In other areas such as intrusion and managed services, VanDover said TycoIS is "pretty well positioned, but we're always looking. ... We know wireless is more and more a play for the small businesses [for example]."

He noted that parent company Tyco on Sept 23 announced that it is expanding its Internet of Things capabilities. Small business solutions will benefit from this investment, he said.

The fragmented nature of the small business market—that is, the fact that hundreds of local regional players serve this market—make it especially attractive to TycoIS, VanDover said.

"We think we offer a different value proposition," he said. "We come in with a commercial-grade solution [designed for small business] and that sets us apart from a lot of regional players."

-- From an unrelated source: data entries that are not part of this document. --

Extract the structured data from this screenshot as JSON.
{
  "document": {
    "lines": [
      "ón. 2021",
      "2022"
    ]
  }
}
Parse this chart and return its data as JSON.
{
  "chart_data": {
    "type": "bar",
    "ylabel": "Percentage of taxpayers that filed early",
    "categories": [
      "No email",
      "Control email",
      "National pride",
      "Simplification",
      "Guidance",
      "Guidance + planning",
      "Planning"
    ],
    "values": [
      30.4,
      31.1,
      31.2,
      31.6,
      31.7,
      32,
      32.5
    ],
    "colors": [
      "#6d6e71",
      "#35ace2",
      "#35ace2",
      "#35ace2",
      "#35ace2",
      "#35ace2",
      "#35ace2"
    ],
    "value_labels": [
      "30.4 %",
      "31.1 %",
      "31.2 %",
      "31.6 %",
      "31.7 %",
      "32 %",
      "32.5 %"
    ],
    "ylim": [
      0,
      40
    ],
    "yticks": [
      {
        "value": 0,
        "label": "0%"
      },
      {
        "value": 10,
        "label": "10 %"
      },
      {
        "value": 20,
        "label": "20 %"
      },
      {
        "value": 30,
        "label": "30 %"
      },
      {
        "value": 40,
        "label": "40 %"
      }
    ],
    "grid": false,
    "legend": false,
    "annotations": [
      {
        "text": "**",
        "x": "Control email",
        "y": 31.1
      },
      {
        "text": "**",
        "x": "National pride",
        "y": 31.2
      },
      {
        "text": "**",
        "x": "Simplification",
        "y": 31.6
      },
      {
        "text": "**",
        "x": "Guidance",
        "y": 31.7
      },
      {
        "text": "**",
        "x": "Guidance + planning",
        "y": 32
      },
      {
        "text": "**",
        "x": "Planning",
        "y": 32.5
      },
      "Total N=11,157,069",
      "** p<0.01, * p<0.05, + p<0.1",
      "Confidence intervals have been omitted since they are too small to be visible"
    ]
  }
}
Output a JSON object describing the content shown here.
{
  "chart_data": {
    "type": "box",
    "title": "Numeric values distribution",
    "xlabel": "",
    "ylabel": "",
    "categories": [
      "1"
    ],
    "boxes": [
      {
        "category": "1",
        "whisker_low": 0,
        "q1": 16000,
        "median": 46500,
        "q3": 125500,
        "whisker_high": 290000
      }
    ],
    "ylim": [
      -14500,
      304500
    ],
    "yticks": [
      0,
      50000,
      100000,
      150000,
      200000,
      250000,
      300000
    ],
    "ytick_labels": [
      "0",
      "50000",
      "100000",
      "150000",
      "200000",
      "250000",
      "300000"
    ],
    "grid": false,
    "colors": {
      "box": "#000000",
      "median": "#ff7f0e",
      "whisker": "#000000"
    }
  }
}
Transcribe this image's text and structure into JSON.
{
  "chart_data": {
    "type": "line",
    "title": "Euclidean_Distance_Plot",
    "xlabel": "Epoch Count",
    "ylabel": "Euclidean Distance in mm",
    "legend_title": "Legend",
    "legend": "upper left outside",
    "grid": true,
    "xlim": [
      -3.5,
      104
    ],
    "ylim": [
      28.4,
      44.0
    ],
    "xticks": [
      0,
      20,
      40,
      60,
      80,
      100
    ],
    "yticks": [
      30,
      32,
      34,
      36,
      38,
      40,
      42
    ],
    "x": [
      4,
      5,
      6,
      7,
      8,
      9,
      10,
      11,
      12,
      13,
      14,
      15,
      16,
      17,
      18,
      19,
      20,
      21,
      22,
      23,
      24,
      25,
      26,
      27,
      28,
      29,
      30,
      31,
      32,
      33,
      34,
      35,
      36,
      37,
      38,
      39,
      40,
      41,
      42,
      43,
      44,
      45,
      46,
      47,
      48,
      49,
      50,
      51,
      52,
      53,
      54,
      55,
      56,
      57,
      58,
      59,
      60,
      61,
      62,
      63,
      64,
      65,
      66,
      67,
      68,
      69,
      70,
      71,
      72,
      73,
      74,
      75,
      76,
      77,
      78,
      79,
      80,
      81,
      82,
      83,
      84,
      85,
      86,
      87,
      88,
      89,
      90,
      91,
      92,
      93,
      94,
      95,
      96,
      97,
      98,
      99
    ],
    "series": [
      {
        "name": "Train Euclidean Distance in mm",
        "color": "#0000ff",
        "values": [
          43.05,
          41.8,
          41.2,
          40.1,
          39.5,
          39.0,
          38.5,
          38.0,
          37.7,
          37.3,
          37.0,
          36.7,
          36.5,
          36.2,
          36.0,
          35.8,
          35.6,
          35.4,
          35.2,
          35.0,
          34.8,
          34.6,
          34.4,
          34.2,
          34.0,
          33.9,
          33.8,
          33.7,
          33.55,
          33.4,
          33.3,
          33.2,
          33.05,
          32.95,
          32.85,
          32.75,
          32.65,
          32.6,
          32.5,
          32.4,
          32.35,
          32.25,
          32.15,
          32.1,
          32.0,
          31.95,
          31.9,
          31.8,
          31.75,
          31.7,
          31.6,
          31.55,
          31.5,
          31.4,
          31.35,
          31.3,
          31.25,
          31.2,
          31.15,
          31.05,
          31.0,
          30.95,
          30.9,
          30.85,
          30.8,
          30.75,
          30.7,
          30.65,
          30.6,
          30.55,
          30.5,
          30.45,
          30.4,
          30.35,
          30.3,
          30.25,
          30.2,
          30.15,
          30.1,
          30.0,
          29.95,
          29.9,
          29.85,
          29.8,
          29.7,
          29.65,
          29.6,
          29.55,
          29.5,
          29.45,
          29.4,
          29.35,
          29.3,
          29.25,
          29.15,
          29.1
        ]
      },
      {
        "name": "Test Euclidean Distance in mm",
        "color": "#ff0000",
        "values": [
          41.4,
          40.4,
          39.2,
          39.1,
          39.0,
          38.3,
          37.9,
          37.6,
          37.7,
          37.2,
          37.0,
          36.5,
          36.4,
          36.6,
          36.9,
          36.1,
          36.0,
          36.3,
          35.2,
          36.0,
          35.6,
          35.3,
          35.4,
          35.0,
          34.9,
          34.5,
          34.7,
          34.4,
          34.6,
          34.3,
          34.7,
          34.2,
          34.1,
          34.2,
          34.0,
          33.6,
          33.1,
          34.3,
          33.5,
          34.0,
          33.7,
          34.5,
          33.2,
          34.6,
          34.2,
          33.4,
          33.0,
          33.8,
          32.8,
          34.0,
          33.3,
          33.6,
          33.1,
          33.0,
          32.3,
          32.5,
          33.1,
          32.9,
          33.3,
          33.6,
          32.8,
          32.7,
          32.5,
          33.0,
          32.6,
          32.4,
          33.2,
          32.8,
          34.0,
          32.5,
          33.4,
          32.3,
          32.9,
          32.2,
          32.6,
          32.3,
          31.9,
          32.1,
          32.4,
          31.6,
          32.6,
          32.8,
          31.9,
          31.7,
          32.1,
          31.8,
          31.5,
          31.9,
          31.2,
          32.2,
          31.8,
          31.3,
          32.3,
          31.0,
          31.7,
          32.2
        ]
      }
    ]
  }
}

The small business play has to be simple to understand, buy, install and use, Shroeder said. "It has to be a nice smooth exercise. ... Someone who's running a small business would give a lot to get an hour back in their day. They want to run their business," not worry about their security system, he said.

"The little things are the pinchpoints for [the small business] customer. If we can solve [those problems] through technology, that's a big win for us," Shroeder said.